A wry ostinato to the glistening film is that much of what goes on—visits to the Chinese opera, expensive benefits—is to raise money for refugees from the Japanese invasion, which has already begun. This aloof sympathy supports the moral chill of Choderlos.
IN 1997 Christopher Plummer played Barrymore on Broadway, and I saw four performances. I reviewed it elsewhere. When he left town, I felt deprived, and I looked forward to the film version, which seemed probable. At last it arrives, very welcome, with most of the play’s assets.
First of all, it is not a play. It is a contrivance structured by William Luce to display Plummer’s range, revised by the director Erik Canuel. Some of the exterior shots are merely nervousness about visual variety. The subject once more is John Barrymore, who distinguished himself briefly as a classical actor in the 1920s and spent the rest of his career as a Hollywood spectacle. In the 1940s Barrymore returned to the stage in a play based on his wild personal behavior and toured from coast to coast. I saw him in New York—my one experience of him in the theater—so I hastened years later to see Plummer’s show. I was thus in a unique position, watching Plummer perform Barrymore in his theater condition.
William Luce devised a series of fictional events in which the aging Barrymore rents a Broadway theater where he can rehearse his return. He is alone on stage, only a prompter in the wings. (A few more offstage in the film.) The film is less referential to Barrymore. It concentrates on a slightly drunk and slightly drinking former great actor leafing through his great parts and great memories.
The interest is in Plummer himself—who he is, what he can do. Although he has a career of over fifty films, some of them very well accomplished, he has also had the greatest classical acting career of any contemporary North American. I, who have only sampled (he spent much of his career in England), have seen him in two productions of Macbeth and two of Cyrano,and he was the best Iago imaginable.

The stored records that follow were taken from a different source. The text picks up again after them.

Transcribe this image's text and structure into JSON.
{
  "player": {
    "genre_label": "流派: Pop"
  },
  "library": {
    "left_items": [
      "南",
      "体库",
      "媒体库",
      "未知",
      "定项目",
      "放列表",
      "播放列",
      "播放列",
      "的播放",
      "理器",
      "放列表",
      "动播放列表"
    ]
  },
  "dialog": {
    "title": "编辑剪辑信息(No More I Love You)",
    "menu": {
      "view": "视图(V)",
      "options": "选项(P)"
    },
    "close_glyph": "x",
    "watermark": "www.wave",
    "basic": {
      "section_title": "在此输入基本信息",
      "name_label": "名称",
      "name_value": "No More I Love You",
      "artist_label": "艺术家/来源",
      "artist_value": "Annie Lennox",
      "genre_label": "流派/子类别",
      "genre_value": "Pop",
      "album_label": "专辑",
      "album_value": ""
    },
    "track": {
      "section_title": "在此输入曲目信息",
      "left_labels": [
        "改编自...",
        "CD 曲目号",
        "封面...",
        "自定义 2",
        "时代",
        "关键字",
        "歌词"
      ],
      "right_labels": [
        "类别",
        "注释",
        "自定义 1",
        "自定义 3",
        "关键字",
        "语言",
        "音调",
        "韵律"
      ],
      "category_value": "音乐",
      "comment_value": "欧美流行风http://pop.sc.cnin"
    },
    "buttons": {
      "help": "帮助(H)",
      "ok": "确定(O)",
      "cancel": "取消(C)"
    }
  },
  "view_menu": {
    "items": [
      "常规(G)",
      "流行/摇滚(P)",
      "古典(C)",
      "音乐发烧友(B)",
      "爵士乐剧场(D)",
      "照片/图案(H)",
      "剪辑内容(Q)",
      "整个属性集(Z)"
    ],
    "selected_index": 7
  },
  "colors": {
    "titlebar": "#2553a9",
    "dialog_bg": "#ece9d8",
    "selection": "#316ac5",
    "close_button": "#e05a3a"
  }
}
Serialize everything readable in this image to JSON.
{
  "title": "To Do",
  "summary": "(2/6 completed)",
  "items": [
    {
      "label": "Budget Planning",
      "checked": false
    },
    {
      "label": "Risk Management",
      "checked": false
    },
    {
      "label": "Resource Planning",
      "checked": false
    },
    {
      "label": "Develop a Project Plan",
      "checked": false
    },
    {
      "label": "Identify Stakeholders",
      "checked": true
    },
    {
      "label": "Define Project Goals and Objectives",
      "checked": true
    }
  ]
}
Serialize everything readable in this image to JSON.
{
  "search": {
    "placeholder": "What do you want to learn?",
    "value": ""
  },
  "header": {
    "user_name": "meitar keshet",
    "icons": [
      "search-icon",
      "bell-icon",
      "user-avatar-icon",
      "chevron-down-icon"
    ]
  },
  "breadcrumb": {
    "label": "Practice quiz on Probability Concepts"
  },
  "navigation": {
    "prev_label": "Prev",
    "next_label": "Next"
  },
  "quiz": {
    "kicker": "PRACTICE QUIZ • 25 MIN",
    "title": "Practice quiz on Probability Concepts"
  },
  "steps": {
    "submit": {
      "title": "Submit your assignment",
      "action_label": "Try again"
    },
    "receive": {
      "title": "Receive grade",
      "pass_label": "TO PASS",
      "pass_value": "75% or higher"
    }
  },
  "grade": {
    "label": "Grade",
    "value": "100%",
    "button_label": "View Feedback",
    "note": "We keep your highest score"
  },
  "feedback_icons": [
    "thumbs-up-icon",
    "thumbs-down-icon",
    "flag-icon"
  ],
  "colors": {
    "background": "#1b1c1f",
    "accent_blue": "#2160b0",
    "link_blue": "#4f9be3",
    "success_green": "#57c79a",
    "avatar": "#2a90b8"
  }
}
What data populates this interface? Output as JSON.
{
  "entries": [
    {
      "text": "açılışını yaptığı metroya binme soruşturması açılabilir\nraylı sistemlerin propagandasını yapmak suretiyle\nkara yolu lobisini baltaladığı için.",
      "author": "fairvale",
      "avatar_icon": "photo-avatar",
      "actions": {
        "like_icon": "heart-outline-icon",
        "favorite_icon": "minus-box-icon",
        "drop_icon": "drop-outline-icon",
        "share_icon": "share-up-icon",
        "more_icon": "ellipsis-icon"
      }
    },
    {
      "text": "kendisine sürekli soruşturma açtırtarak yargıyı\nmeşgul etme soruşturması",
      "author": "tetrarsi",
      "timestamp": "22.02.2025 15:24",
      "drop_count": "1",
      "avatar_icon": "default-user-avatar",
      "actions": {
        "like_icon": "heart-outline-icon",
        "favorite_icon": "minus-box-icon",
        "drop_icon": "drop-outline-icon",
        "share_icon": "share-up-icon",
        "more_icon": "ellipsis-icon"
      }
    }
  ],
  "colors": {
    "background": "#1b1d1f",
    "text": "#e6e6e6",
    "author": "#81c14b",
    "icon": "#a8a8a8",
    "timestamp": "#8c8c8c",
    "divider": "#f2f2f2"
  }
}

When he slips onto the stage, including the stage on screen, we sense the arrival of something mysterious, something that cannot be fully explained by the term talent or personality. It has a sense of comradeship with Barrymore and the centuries. There is a constant faint shimmer of power. I missed one moment especially: once, in the theater when he softly spoke the first lines of Hamlet’s best-known soliloquy, the woman sitting next to me sighed and breathed, “Bravo.”
Stanley Kauffmann is the film critic for The New Republic. This article appeared in the December 20, 2012 issue of the magazine under the headline "Inheritances."